«Les langues n’ont pas de problème, les politiques en ont !» (Waciny Laredj)
Le Soir d’Algérie :Votre dernier roman, Les ailes de la reine, revient sur la problématique du fanatisme religieux et de la culture comme rempart à l’obscurantisme qu’il charrie. L’Algérie reste votre terre d’inspiration ?
Waciny Laredj : L'Algérie, c'est ma terre de naissance, de mon enfance, de mon premier amour. Je reste très attaché aux bouleversements qui la secouent. J'ai vécu les dégâts de l'obscurantisme dans ma chair et celle de mes enfants et de mes amis, assassinés à la fleur de l'âge. Ce roman est presque la métaphore d'un si beau pays poussé vers toutes les dérives. C'est le destin tragique d’une jeune danseuse qui souhaite exister malgré la montée de l’islamisme, et vivre alors qu’elle a reçu une balle dans la tête pendant les émeutes de 1988, Les ailes de la reine revient sur une période sombre de l’Algérie. A l’époque, l’islamisme était déjà installé sur le plan politique. En tant qu’intellectuel, je voyais très clairement que l’on se dirigeait vers une guerre civile. Moi-même je me voyais mourir, en même temps que les structures culturelles étaient amenées à fermer et que la situation devenait de plus en plus catastrophique. Il fallait faire quelque chose. Ecrire pour dire le beau dans sa fragilité, et dire aussi le tragique et les pertes.
On baigne dans l’opéra, ce qui est rare dans la littérature algérienne. La musique vous importe-t-elle ?
Il y a l'amour d'abord et le désir de vivre qui sont traduits par la musique. Je suis très imprégné par la musique andalouse et mon aïeul est andalou qui a quitté ses terres au XVIe siècle sous les pressions des tribunaux d'Inquisition.

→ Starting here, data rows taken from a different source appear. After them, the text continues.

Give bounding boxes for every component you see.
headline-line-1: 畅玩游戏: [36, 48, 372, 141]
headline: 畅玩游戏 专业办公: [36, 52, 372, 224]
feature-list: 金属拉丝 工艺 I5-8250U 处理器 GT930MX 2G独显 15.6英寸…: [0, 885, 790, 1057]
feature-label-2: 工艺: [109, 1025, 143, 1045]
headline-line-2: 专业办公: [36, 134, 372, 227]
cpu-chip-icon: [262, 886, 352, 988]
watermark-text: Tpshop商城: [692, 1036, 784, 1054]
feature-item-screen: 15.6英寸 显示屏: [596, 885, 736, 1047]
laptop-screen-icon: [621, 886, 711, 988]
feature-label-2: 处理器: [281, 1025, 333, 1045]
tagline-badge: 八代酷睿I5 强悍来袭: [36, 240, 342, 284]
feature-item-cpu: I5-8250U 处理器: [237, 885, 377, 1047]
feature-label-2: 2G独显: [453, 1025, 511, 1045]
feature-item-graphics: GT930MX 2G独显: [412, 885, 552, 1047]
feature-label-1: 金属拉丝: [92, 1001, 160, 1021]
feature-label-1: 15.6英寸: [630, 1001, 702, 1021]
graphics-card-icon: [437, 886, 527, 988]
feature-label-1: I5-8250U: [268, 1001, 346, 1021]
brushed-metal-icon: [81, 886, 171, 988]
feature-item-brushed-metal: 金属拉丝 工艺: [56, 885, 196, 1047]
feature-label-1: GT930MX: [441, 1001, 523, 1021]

Je reste accroché à tout cela. A l'écoute de ces bruits qui me viennent de très loin. J'aime l'opéra. Il est pour moi l'expression la plus parfaite du beau. Et je crois qu’il faut rappeler le rôle déterminant qu’ont joué les femmes dans la lutte contre l’islamisme. Depuis la femme au foyer jusqu’à l’intellectuelle, elles se sont organisées car elles ont senti que la femme était finalement la première victime de ces courants extrémistes.
Ce roman a été traduit de l’arabe par Marcel Bois et vous-même. Comment avez-vous travaillé ?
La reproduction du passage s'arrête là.